Let us consider the functors from dg algebras to graded spaces given by Hochshcild homology and cyclic homology. Then it is well known that in degree $0$, both functors are given by $A\longmapsto A/[A,A]$. However, if $A$ is a usual associative algebra over a field of characeristic $0$, and if we pick a free model $B=(TV,d)\longrightarrow A$, the homology of $B/[B,B]$ is $\mathrm{HC}_*(A)$. In this sense, HC is the right Taylor expansion for the abelianization functor in characteristic zero. At some point I naïvely thought that this would give HH instead. This motivates the following questions:

Q1. How should I have known that taking the left derived functor of abelianization in the model category $\mathsf{Alg}$ would give HC and *not* HH, even though at $t=0$ both theories coincide? 

Q2. What other 'real life' examples are there of this phenomenon? (If the example is in $\mathsf{Alg}$, better!)
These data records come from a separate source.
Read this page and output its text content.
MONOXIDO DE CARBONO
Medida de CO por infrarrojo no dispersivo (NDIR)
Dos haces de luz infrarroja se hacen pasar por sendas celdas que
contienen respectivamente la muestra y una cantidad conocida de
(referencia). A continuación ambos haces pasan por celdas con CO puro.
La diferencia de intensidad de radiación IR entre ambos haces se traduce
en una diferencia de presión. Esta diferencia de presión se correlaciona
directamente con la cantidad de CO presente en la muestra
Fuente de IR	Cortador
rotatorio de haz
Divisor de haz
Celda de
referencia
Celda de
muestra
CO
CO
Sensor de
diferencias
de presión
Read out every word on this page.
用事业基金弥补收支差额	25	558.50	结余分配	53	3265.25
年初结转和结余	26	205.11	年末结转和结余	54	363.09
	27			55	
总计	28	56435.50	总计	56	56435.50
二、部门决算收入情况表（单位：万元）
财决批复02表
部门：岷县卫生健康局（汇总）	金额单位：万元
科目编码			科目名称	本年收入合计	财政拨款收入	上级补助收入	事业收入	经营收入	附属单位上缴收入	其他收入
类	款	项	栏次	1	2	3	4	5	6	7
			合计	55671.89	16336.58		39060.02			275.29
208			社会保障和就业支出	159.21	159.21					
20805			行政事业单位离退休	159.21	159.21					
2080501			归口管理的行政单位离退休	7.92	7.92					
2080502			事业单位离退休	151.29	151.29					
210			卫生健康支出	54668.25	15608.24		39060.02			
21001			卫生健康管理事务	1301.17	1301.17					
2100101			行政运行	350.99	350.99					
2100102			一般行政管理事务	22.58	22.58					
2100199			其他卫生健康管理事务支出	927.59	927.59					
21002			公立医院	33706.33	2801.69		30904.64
Q3. Can one describe the functors that coincide with HC and HH at $t=0$ in the sense above, but nonetheless give different theories in large degrees? Or at least give examples, as in Q2?

*Disclaimer* I am aware of the correct definition of $\mathrm{HH}$ as a funtor in $\mathsf{Alg}$ in terms of free models, where one needs to correct the $0$-forms $B$ by $1$-forms on $B$ and build a double complex. Similarly, $\mathrm{HC}$ in arbitrary characteristic needs a double complex built from the previous one, making it $2$-periodic, which incorporates the universal derivation from $0$-forms to $1$-forms. This gives me a "technical" answer, I am looking for something a bit less technical but still convincing.